Niki Mitsunaga (仁木 満長) was a Japanese samurai lord of the late Nanboku-chō and early Muromachi period. He was the Governor of Ise Province (1390-1396).

== Life ==
Niki Mitsunaga was born as the son of Governor of Ise Province Niki Yoshinaga of the Nitsuki clan (also known as Niki clan). After Yoshinaga's elder brother Niki Yoriaki became a steward of the Ashikaga shogunate, aided by his political power, the Nitsukis simultaneously served as governors of nine provinces in the early Nanboku-chō period. However, after 1372, when Tajima Province was taken over by the Yamana clan, the Nitsukis lost all their provinces.

In 1390, Mitsunaga was appointed as Governor of Ise Province after the Toki clan was deposed by Ashikaga Yoshimitsu due to the Mino Rebellion.

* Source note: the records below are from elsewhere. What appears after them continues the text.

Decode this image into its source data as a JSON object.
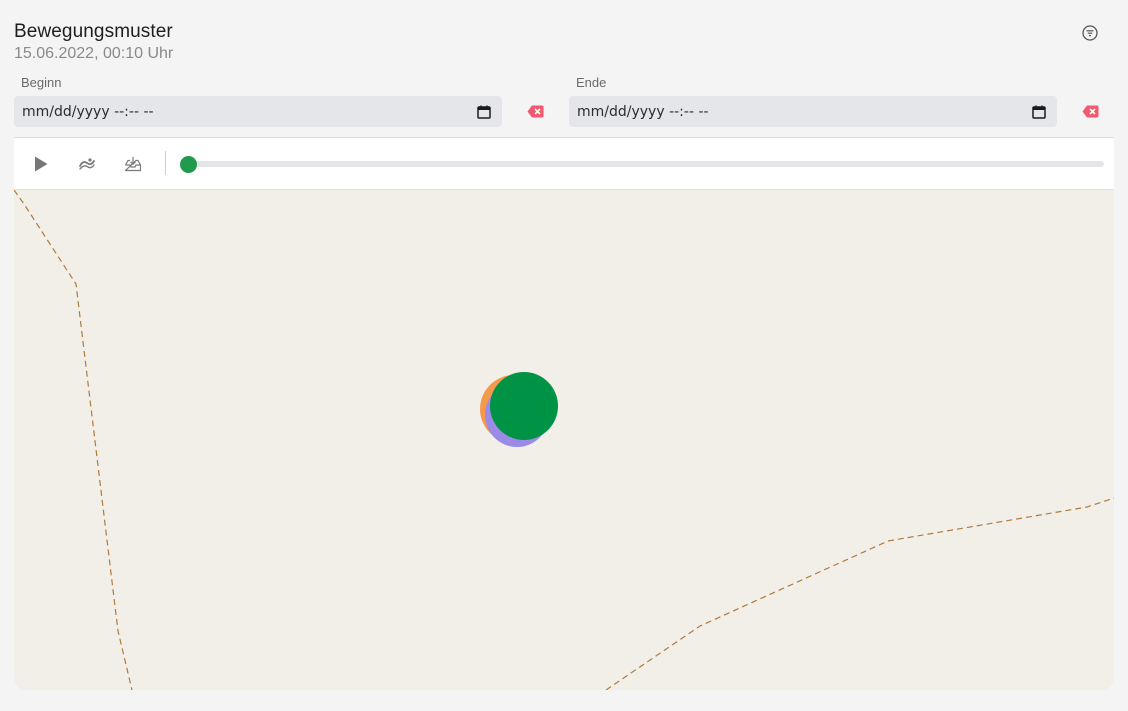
{
  "header": {
    "title": "Bewegungsmuster",
    "subtitle": "15.06.2022, 00:10 Uhr",
    "filter_icon": "filter-icon"
  },
  "range": {
    "start": {
      "label": "Beginn",
      "value": "mm/dd/yyyy --:-- --"
    },
    "end": {
      "label": "Ende",
      "value": "mm/dd/yyyy --:-- --"
    },
    "clear_icon": "backspace-x-icon",
    "calendar_icon": "calendar-icon"
  },
  "toolbar": {
    "play_icon": "play-icon",
    "route_icon": "route-icon",
    "export_icon": "inbox-download-icon",
    "timeline_progress": 0.0,
    "accent": "#1f9a4e"
  },
  "map": {
    "background": "#f2efe9",
    "boundary_color": "#b07a3c",
    "markers": [
      {
        "color": "#f59a4a"
      },
      {
        "color": "#9b8be6"
      },
      {
        "color": "#009245"
      }
    ]
  }
}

However, in July 1396, his illegitimate elder brother Niki Yoshikazu took the position over, forcing Mitsunaga to leave the political scene. Shortly after this, he was reported to have become a fugitive and gone missing in Ise Province and his fate remains unknown. This shift in power was a conspiracy plotted by Yoshikazu's close retainer, Yūki Mitsufuji. Enraged by this, the Shugo Daimyo approached Yoshikazu and had Mitsufuji exiled.

== Genealogy ==
The Nitsuki clan descended from Emperor Seiwa (850-881) through the Seiwa Genji, the most successful and powerful line of the Minamoto clan, via the Ashikaga clan.

Although Mitsunaga's descendants did not become Governors, they survived as what became known as the Ise Nitsuki family.